All about B12 Testing
B12 is usually measured at total B12 (NHS) and is not necessarily a good guide to usable B12 levels. In blood it is bound either to haptocorrin (inactive) or transcobalamin (active). If we have a measure for active, then that gives us a better picture of B12 available for utilisation, although still might not be the whole story of course, because it still doesn’t tell us about clinical need or actual utilisation, as is the case with any blood test. What do the enzymes do with it when they use it as a cofactor? This is where SNPs (giving us a picture of potential reduced or upregulated enzymatic function) or biomarkers that are a reflection of B12 activity (homocysteine/MMA etc), can help.

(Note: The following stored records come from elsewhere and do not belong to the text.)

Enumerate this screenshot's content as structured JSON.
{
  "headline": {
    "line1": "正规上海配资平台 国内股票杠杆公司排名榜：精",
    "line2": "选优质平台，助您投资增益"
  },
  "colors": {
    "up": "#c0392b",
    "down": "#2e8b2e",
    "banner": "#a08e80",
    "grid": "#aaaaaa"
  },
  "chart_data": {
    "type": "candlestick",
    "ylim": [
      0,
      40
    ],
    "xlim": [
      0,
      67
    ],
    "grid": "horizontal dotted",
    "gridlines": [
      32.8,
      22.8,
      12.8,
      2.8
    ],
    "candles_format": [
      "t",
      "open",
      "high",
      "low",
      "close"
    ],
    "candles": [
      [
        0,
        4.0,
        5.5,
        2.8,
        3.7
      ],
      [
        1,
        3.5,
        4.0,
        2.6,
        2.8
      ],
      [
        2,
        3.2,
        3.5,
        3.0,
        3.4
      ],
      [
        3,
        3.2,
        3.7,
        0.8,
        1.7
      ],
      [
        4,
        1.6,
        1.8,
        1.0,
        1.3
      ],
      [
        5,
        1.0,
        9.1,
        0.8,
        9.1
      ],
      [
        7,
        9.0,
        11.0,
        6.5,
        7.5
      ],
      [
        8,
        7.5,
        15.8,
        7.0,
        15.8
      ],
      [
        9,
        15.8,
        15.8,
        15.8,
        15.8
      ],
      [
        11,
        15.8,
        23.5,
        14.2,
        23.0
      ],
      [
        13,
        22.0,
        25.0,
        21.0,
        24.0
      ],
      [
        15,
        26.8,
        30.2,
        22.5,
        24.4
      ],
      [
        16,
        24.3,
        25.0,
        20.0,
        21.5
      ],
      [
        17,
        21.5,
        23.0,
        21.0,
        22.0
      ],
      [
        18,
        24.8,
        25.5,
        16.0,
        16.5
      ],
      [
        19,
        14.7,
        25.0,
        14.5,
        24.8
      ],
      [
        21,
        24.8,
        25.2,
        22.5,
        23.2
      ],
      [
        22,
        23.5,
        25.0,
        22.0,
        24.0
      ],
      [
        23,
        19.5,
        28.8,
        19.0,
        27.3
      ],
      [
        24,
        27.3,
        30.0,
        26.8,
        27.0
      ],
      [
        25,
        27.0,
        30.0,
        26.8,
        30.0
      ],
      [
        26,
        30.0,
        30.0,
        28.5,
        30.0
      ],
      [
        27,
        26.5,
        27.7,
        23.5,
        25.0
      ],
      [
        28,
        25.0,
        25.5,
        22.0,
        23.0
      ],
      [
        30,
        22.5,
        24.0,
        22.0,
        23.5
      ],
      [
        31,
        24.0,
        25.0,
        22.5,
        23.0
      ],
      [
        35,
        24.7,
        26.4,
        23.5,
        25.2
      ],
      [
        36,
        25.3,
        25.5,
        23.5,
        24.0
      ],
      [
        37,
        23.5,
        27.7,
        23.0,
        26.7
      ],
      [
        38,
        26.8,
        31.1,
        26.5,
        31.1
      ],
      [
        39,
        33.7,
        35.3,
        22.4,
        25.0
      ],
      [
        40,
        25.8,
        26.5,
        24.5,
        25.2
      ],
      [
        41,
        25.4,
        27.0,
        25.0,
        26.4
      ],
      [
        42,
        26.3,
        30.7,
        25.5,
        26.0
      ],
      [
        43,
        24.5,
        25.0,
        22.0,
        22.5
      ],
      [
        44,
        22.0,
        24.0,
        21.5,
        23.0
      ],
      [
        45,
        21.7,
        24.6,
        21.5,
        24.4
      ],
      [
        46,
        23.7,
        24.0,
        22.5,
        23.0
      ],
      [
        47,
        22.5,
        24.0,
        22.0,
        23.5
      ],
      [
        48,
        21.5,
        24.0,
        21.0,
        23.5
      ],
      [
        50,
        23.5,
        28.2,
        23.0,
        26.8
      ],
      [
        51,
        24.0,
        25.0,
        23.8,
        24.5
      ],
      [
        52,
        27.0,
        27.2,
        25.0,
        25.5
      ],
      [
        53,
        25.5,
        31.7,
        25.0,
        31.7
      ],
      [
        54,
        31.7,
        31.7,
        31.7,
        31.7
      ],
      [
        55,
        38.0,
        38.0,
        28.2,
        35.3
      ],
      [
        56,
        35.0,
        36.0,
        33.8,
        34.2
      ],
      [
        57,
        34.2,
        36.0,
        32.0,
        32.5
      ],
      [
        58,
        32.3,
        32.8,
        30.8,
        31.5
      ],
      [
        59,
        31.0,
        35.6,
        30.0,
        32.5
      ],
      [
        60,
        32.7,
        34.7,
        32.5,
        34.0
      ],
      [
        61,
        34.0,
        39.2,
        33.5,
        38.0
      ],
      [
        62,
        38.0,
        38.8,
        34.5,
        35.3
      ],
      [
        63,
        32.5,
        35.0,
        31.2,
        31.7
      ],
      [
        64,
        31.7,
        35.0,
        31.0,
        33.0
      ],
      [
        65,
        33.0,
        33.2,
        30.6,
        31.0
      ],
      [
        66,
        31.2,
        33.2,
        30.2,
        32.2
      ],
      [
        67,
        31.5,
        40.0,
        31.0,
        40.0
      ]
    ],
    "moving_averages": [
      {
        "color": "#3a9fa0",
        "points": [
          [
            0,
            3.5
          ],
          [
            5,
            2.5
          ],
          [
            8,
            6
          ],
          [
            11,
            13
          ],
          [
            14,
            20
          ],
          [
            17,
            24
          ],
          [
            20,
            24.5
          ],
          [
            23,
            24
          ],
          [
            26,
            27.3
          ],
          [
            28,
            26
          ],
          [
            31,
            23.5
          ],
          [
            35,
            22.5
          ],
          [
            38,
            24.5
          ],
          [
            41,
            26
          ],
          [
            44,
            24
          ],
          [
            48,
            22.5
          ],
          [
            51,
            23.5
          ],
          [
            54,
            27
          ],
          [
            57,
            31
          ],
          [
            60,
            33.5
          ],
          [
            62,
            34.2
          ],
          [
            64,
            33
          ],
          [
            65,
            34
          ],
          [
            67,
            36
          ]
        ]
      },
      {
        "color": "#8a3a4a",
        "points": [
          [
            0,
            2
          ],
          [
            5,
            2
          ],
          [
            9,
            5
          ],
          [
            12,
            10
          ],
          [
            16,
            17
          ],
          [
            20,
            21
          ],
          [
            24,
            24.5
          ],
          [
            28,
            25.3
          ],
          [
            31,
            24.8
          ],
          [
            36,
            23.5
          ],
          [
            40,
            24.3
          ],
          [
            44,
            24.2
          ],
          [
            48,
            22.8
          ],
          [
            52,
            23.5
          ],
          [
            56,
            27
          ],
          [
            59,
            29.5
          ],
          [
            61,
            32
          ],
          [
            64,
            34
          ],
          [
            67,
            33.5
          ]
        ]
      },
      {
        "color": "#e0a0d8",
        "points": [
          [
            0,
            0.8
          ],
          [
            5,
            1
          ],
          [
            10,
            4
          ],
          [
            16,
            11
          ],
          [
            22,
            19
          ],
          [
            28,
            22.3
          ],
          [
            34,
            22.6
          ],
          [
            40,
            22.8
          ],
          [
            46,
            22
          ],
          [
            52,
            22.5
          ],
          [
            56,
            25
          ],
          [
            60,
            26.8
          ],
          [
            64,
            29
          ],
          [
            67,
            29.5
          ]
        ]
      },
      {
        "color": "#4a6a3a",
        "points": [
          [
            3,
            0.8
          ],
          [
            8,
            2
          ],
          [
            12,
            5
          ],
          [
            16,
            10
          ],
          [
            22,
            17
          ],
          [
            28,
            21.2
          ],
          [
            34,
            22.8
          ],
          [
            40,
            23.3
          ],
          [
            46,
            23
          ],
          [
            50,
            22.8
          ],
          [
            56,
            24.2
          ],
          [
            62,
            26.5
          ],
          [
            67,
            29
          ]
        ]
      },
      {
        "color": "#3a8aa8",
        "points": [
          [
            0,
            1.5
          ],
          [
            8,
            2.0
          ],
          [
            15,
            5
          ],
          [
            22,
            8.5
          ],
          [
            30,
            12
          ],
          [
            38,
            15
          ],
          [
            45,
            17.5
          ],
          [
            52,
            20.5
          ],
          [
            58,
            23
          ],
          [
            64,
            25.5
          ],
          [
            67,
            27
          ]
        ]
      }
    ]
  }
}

In terms of levels, we'll use OptimalDX (in UK, FunctionalDX), as a reference point, although there is some variation in opinions on ranges as usual. There is no 'one truth' as levels are agreed upon by various scientific bodies by consensus. OptimaDx range for total is 450-800 pg/mL (advise investigation if below 542 pg/mL (400 pmol/L) or above 881 pg/mL (650 pmol/L). As Active is roughly 10 - 30% of total, someone in “normal,” range might actually be B12 deficient. OptimalDx benchmarks active B12 at 54-188 pmol/L, suggesting investigation if below 70 (see below).
So, low total B12 is likely to be an issue, whatever. If we see that (and of course in context of SNPs), we’ll want to do something. BUT..
‘Normal' total B12 may still not be sufficient. UK NHS considers above 250 pg/mL to be normal (BUT OptimalDx value is at least 542 pg/mL) And of course we would want to consider if it’s sufficient for the person’s needs, available, and being utilised. So if between approximately 25 and 500, we’d want to look at active B12 if we can, and/or MMA/homocysteine (functional biomarkers that indicate if being used), symptoms (fatigue, neurological), and SNPs (potential down regulation of genes using B12). In other words - NHS ’normal’ - look at the number and investigate further.
Even if we are at or above our optimal levels, there might be too little active available or, if there is, being utilised, so we could we should always consider SNPs, checking active levels if we don’t know, and/or MMA/homocysteine as biomarkers. Again, blood tests only tell us levels of availability NOT need/usage.